Primary and secondary outcome measures
The primary outcome was self-reported Long COVID, defined as experiencing symptoms related to a COVID-19 infection at least three months after the infection began. Participants were also asked to indicate whether they experienced no, mild or severe initial symptoms during each COVID-19 infection and to respond to nine questions that assessed different aspects of hypermobility: the Hakim and Grahame 5-part questionnaire (5PQ) and four additional co-produced questions. The 5PQ was used to identify individuals with generalized joint hypermobility (GJH).
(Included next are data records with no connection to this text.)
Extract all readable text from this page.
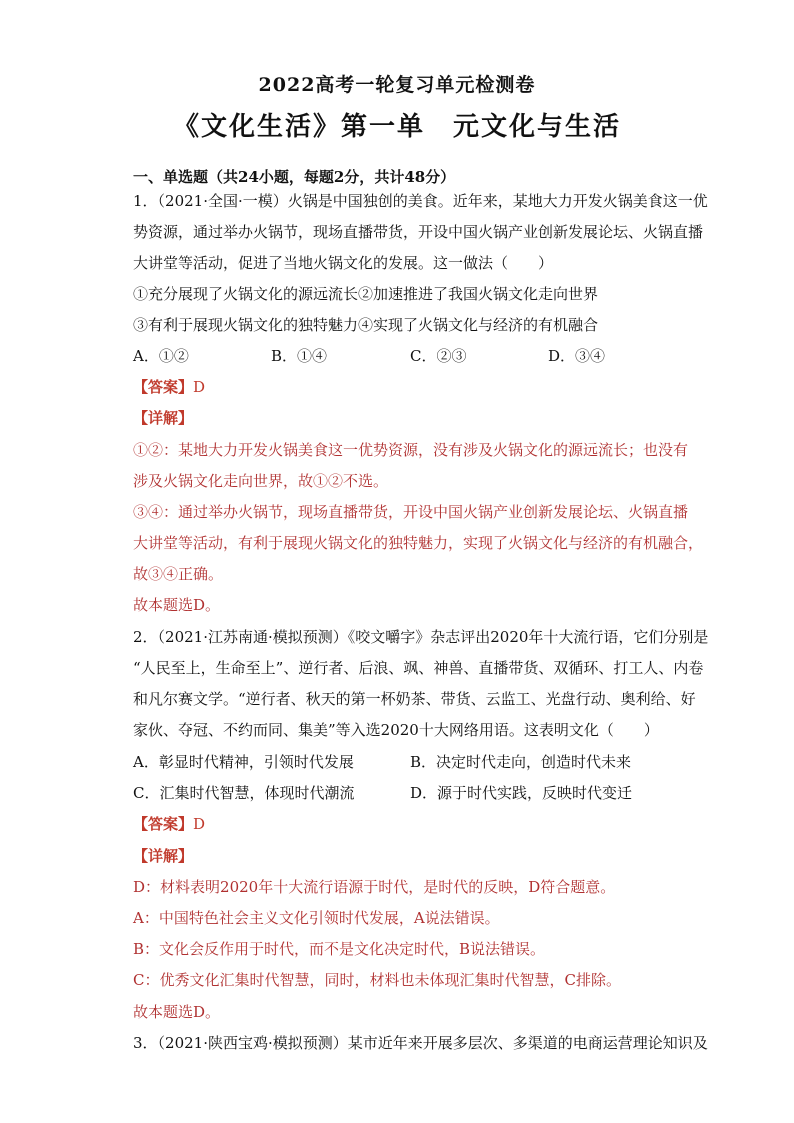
2022高考一轮复习单元检测卷
《文化生活》第一单　元文化与生活
一、单选题（共24小题，每题2分，共计48分）
1．（2021·全国·一模）火锅是中国独创的美食。近年来，某地大力开发火锅美食这一优
势资源，通过举办火锅节，现场直播带货，开设中国火锅产业创新发展论坛、火锅直播
大讲堂等活动，促进了当地火锅文化的发展。这一做法（　　）
①充分展现了火锅文化的源远流长②加速推进了我国火锅文化走向世界
③有利于展现火锅文化的独特魅力④实现了火锅文化与经济的有机融合
A．①②	B．①④	C．②③	D．③④
【答案】D
【详解】
①②：某地大力开发火锅美食这一优势资源，没有涉及火锅文化的源远流长；也没有
涉及火锅文化走向世界，故①②不选。
③④：通过举办火锅节，现场直播带货，开设中国火锅产业创新发展论坛、火锅直播
大讲堂等活动，有利于展现火锅文化的独特魅力，实现了火锅文化与经济的有机融合，
故③④正确。
故本题选D。
2．（2021·江苏南通·模拟预测）《咬文嚼字》杂志评出2020年十大流行语，它们分别是
“人民至上，生命至上”、逆行者、后浪、飒、神兽、直播带货、双循环、打工人、内卷
和凡尔赛文学。“逆行者、秋天的第一杯奶茶、带货、云监工、光盘行动、奥利给、好
家伙、夺冠、不约而同、集美”等入选2020十大网络用语。这表明文化（　　）
A．彰显时代精神，引领时代发展	B．决定时代走向，创造时代未来
C．汇集时代智慧，体现时代潮流	D．源于时代实践，反映时代变迁
【答案】D
【详解】
D：材料表明2020年十大流行语源于时代，是时代的反映，D符合题意。
A：中国特色社会主义文化引领时代发展，A说法错误。
B：文化会反作用于时代，而不是文化决定时代，B说法错误。
C：优秀文化汇集时代智慧，同时，材料也未体现汇集时代智慧，C排除。
故本题选D。
3．（2021·陕西宝鸡·模拟预测）某市近年来开展多层次、多渠道的电商运营理论知识及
All nine questions were used to develop a measure of extreme hypermobility, based on the top 10 th percentile of hypermobility among respondents in each of six groups sorted by age and gender.
Results
In separate binomial logistic regressions of the dataset controlling for sex assigned at birth, age, number of infections, and number of vaccine doses, both GJH (OR 1.29, 95% CI 1.00 to 1.65) and extreme hypermobility (OR 2.12, 95% CI 1.43 to 3.16) were found to be predictive of Long COVID. Hypermobility influences the odds of getting Long COVID through two pathways. First, both GJH and extreme hypermobility increase the risk that individuals with no or moderate initial symptoms from a COVID-19 infection experience Long COVID. Second, both GJH and extreme hypermobility are significant predictors of developing severe initial symptoms from (a) COVID-19 infection(s), which is independently associated with increased Long COVID risk. A mediation analysis confirmed that extreme hypermobility influences the odds of developing Long COVID in part by increasing the likelihood that individuals experience severe initial symptoms from (a) COVID infection(s).
Conclusions
Both GJH and extreme hypermobility are significant risk factors for Long COVID. People with extreme hypermobility are at particularly high risk of developing Long COVID after an initial COVID-19 infection. Further research is needed to replicate these findings with other datasets and clarify the pathophysiology that explains why people with hypermobility may be at greater risk of Long COVID.